Why this matters: When isolation is elevated as strength, cooperation is recast as weakness. That shift reshapes the stability of partnerships, funding, and policy environments.
The risk for us: Partnerships wobble. Funding streams evaporate. Regulations flip. For organizations tied to global civil society or multilateral collaboration, the ground just got shakier, and in some cases, completely disappeared.
What to do:
Diversify alliances. At this point, it should go without saying that no one should rely on federal channels. Creative city, state, philanthropic, and cross-border partnerships can provide stability.
Follow the money. Aid that vanishes federally may open opportunities for philanthropy to step in — not to replace the likes of USAID and others (the scale is impossible), but to act surgically where continuity matters most. Philanthropy can stabilize fragile partnerships, support local actors who lose lifelines overnight, and frame a counter-narrative that shows why global interdependence serves long-term community interest, regardless of the community. The goal isn’t to match government dollar-for-dollar, but to keep the connective tissue from tearing completely.
Message resilience. Anticipate sovereignty-first frames, and prepare values-based counter-narratives that emphasize dignity, interdependence, and long-term shared interest.
Finding Your Bearings
It’s easy to feel swamped by a daily torrent of orders, proclamations, and policy jolts. But we don’t have to meet chaos with overwhelm. We can meet it with method.
A few tips we’ve found helpful, and that we hope can serve you too:
Zoom out. Don’t treat every headline as a standalone crisis. Look for the through-lines that reveal the larger project underneath.
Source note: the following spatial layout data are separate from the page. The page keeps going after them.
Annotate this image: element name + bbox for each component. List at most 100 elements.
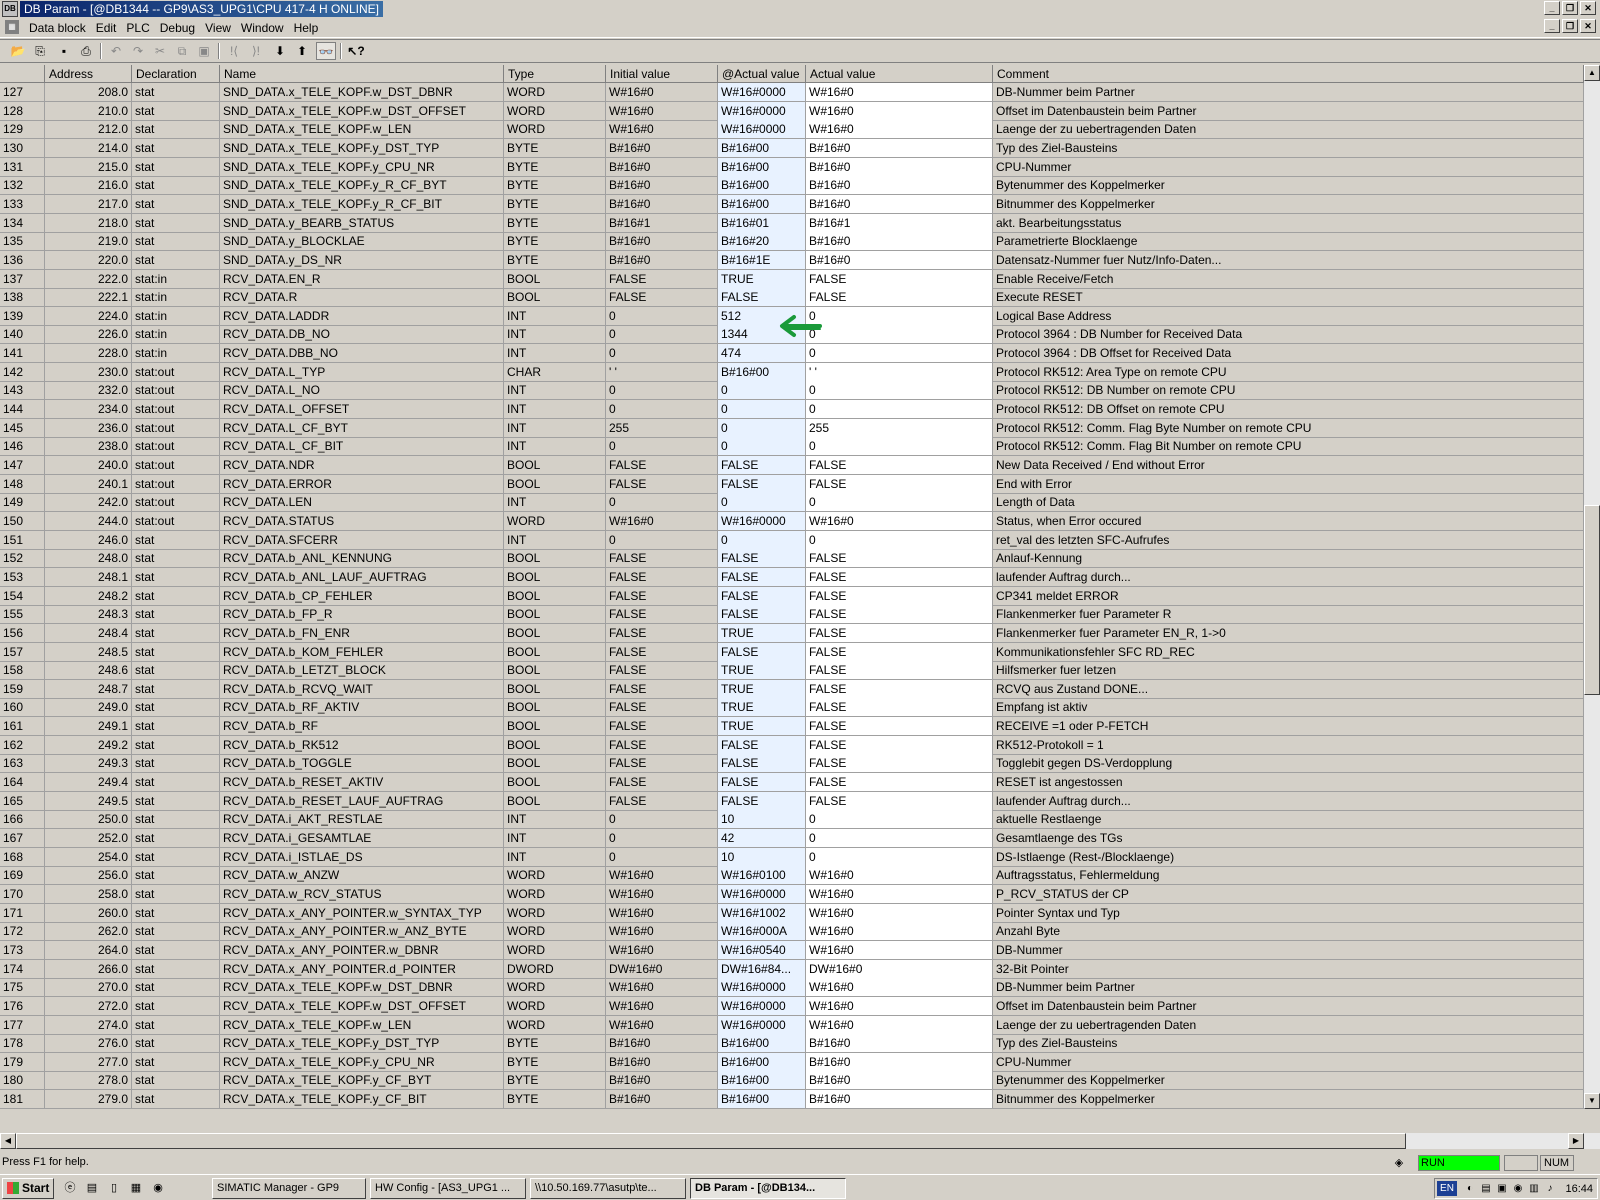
actual-value-cell[interactable]: FALSE	[806, 456, 993, 475]
actual-value-cell[interactable]: FALSE	[806, 623, 993, 643]
actual-value-cell[interactable]: FALSE	[806, 661, 993, 681]
table-row[interactable]: 141 228.0 stat:in RCV_DATA.DBB_NO INT 0 474 0 Pr…	[0, 344, 1584, 364]
table-row[interactable]: 155 248.3 stat RCV_DATA.b_FP_R BOOL FALSE FALS…	[0, 605, 1584, 625]
task-db-param[interactable]: DB Param - [@DB134...	[690, 1178, 846, 1199]
table-row[interactable]: 128 210.0 stat SND_DATA.x_TELE_KOPF.w_DST_O…	[0, 101, 1584, 121]
ie-icon[interactable]: ⓔ	[62, 1180, 78, 1196]
actual-value-cell[interactable]: ' '	[806, 362, 993, 382]
table-row[interactable]: 135 219.0 stat SND_DATA.y_BLOCKLAE BYTE B#16#…	[0, 232, 1584, 252]
table-row[interactable]: 175 270.0 stat RCV_DATA.x_TELE_KOPF.w_DST_D…	[0, 978, 1584, 998]
restore-icon[interactable]: ❐	[1562, 1, 1578, 15]
table-row[interactable]: 130 214.0 stat SND_DATA.x_TELE_KOPF.y_DST_T…	[0, 138, 1584, 158]
table-row[interactable]: 179 277.0 stat RCV_DATA.x_TELE_KOPF.y_CPU_N…	[0, 1052, 1584, 1072]
actual-value-cell[interactable]: FALSE	[806, 269, 993, 289]
table-row[interactable]: 161 249.1 stat RCV_DATA.b_RF BOOL FALSE TRUE FA…	[0, 717, 1584, 737]
table-row[interactable]: 152 248.0 stat RCV_DATA.b_ANL_KENNUNG BOOL FA…	[0, 549, 1584, 569]
actual-value-cell[interactable]: W#16#0	[806, 922, 993, 942]
menu-data-block[interactable]: Data block	[24, 20, 91, 36]
table-row[interactable]: 165 249.5 stat RCV_DATA.b_RESET_LAUF_AUFTRA…	[0, 791, 1584, 811]
mdi-close-icon[interactable]: ✕	[1580, 19, 1596, 33]
task-hw-config[interactable]: HW Config - [AS3_UPG1 ...	[370, 1178, 526, 1199]
table-row[interactable]: 138 222.1 stat:in RCV_DATA.R BOOL FALSE FALSE F…	[0, 288, 1584, 308]
actual-value-cell[interactable]: FALSE	[806, 735, 993, 755]
table-row[interactable]: 157 248.5 stat RCV_DATA.b_KOM_FEHLER BOOL FAL…	[0, 642, 1584, 662]
table-row[interactable]: 151 246.0 stat RCV_DATA.SFCERR INT 0 0 0 ret_val…	[0, 530, 1584, 550]
table-row[interactable]: 169 256.0 stat RCV_DATA.w_ANZW WORD W#16#0 W#1…	[0, 866, 1584, 886]
mdi-minimize-icon[interactable]: _	[1544, 19, 1560, 33]
table-row[interactable]: 159 248.7 stat RCV_DATA.b_RCVQ_WAIT BOOL FALS…	[0, 679, 1584, 699]
header-address[interactable]: Address	[45, 65, 132, 83]
table-row[interactable]: 156 248.4 stat RCV_DATA.b_FN_ENR BOOL FALSE TR…	[0, 623, 1584, 643]
actual-value-cell[interactable]: FALSE	[806, 679, 993, 699]
header-initial-value[interactable]: Initial value	[606, 65, 718, 83]
actual-value-cell[interactable]: FALSE	[806, 642, 993, 662]
scroll-right-icon[interactable]: ▶	[1568, 1133, 1584, 1149]
step-icon[interactable]: ⟩!	[246, 42, 266, 60]
actual-value-cell[interactable]: B#16#0	[806, 250, 993, 270]
speaker-icon[interactable]: ♪	[1543, 1182, 1557, 1196]
table-row[interactable]: 168 254.0 stat RCV_DATA.i_ISTLAE_DS INT 0 10 0 D…	[0, 847, 1584, 867]
actual-value-cell[interactable]: B#16#0	[806, 138, 993, 158]
actual-value-cell[interactable]: 0	[806, 381, 993, 401]
actual-value-cell[interactable]: W#16#0	[806, 884, 993, 904]
menu-window[interactable]: Window	[236, 20, 289, 36]
actual-value-cell[interactable]: FALSE	[806, 754, 993, 774]
language-indicator[interactable]: EN	[1437, 1181, 1457, 1196]
breakpoint-icon[interactable]: !⟨	[224, 42, 244, 60]
actual-value-cell[interactable]: FALSE	[806, 567, 993, 587]
vertical-scrollbar[interactable]: ▲ ▼	[1584, 65, 1600, 1109]
actual-value-cell[interactable]: B#16#0	[806, 157, 993, 177]
actual-value-cell[interactable]: 0	[806, 530, 993, 550]
table-row[interactable]: 177 274.0 stat RCV_DATA.x_TELE_KOPF.w_LEN WO…	[0, 1015, 1584, 1035]
actual-value-cell[interactable]: FALSE	[806, 288, 993, 308]
table-row[interactable]: 145 236.0 stat:out RCV_DATA.L_CF_BYT INT 255 0…	[0, 418, 1584, 438]
table-row[interactable]: 143 232.0 stat:out RCV_DATA.L_NO INT 0 0 0 Proto…	[0, 381, 1584, 401]
actual-value-cell[interactable]: FALSE	[806, 549, 993, 569]
table-row[interactable]: 127 208.0 stat SND_DATA.x_TELE_KOPF.w_DST_D…	[0, 83, 1584, 102]
actual-value-cell[interactable]: 0	[806, 400, 993, 420]
actual-value-cell[interactable]: B#16#0	[806, 176, 993, 196]
table-row[interactable]: 174 266.0 stat RCV_DATA.x_ANY_POINTER.d_POI…	[0, 959, 1584, 979]
print-icon[interactable]: ⎙	[76, 42, 96, 60]
actual-value-cell[interactable]: W#16#0	[806, 996, 993, 1016]
table-row[interactable]: 129 212.0 stat SND_DATA.x_TELE_KOPF.w_LEN WO…	[0, 120, 1584, 140]
table-row[interactable]: 171 260.0 stat RCV_DATA.x_ANY_POINTER.w_SYN…	[0, 903, 1584, 923]
actual-value-cell[interactable]: FALSE	[806, 773, 993, 793]
table-row[interactable]: 153 248.1 stat RCV_DATA.b_ANL_LAUF_AUFTRAG B…	[0, 567, 1584, 587]
vertical-scroll-thumb[interactable]	[1584, 505, 1600, 695]
minimize-icon[interactable]: _	[1544, 1, 1560, 15]
table-row[interactable]: 160 249.0 stat RCV_DATA.b_RF_AKTIV BOOL FALSE…	[0, 698, 1584, 718]
scroll-down-icon[interactable]: ▼	[1584, 1093, 1600, 1109]
upload-icon[interactable]: ⬆	[292, 42, 312, 60]
table-row[interactable]: 162 249.2 stat RCV_DATA.b_RK512 BOOL FALSE FAL…	[0, 735, 1584, 755]
table-row[interactable]: 144 234.0 stat:out RCV_DATA.L_OFFSET INT 0 0 0 P…	[0, 400, 1584, 420]
table-row[interactable]: 173 264.0 stat RCV_DATA.x_ANY_POINTER.w_DBN…	[0, 940, 1584, 960]
table-row[interactable]: 178 276.0 stat RCV_DATA.x_TELE_KOPF.y_DST_T…	[0, 1034, 1584, 1054]
save-icon[interactable]: ▪	[54, 42, 74, 60]
header-type[interactable]: Type	[504, 65, 606, 83]
table-row[interactable]: 142 230.0 stat:out RCV_DATA.L_TYP CHAR ' ' B#1…	[0, 362, 1584, 382]
app-icon[interactable]: DB	[2, 1, 18, 17]
actual-value-cell[interactable]: FALSE	[806, 791, 993, 811]
table-row[interactable]: 133 217.0 stat SND_DATA.x_TELE_KOPF.y_R_CF_…	[0, 194, 1584, 214]
table-row[interactable]: 146 238.0 stat:out RCV_DATA.L_CF_BIT INT 0 0 0 P…	[0, 437, 1584, 457]
actual-value-cell[interactable]: FALSE	[806, 474, 993, 494]
paste-icon[interactable]: ▣	[194, 42, 214, 60]
actual-value-cell[interactable]: B#16#0	[806, 1034, 993, 1054]
actual-value-cell[interactable]: FALSE	[806, 586, 993, 606]
horizontal-scroll-thumb[interactable]	[16, 1133, 1406, 1149]
tray-icon-4[interactable]: ◉	[1511, 1182, 1525, 1196]
actual-value-cell[interactable]: FALSE	[806, 605, 993, 625]
mdi-restore-icon[interactable]: ❐	[1562, 19, 1578, 33]
table-row[interactable]: 164 249.4 stat RCV_DATA.b_RESET_AKTIV BOOL FA…	[0, 773, 1584, 793]
open-icon[interactable]: 📂	[8, 42, 28, 60]
header-name[interactable]: Name	[220, 65, 504, 83]
table-row[interactable]: 170 258.0 stat RCV_DATA.w_RCV_STATUS WORD W#1…	[0, 884, 1584, 904]
header-at-actual-value[interactable]: @Actual value	[718, 65, 806, 83]
actual-value-cell[interactable]: W#16#0	[806, 120, 993, 140]
actual-value-cell[interactable]: W#16#0	[806, 101, 993, 121]
undo-icon[interactable]: ↶	[106, 42, 126, 60]
actual-value-cell[interactable]: 0	[806, 325, 993, 345]
tray-icon-1[interactable]: ◐	[1463, 1182, 1477, 1196]
actual-value-cell[interactable]: 0	[806, 810, 993, 830]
Name the values. Ask what values each policy is cultivating. Control? Conformity? Exclusion? Or dignity, pluralism, solidarity? That lens helps separate tactics from strategy.
Anchor in action. Map the risks to your own work, then decide what kind of response is within your scope, whether that’s scenario-planning, narrative counter weighting, or diversifying alliances.
Resource resilience. No one can keep pace alone. Invest in shared infrastructure: legal defense pools, cultural institutions, community networks.
Use technology. Tools like AI can help break down overwhelming streams of information and surface patterns faster than we can alone, particularly when we’re already overwhelmed. The trick is to combine machine speed with human judgment and expertise.
Part of resistance is refusing to be disoriented by the noise, and instead keeping our eyes on the values, stories, and practices that make pluralism, creativity, and belonging possible.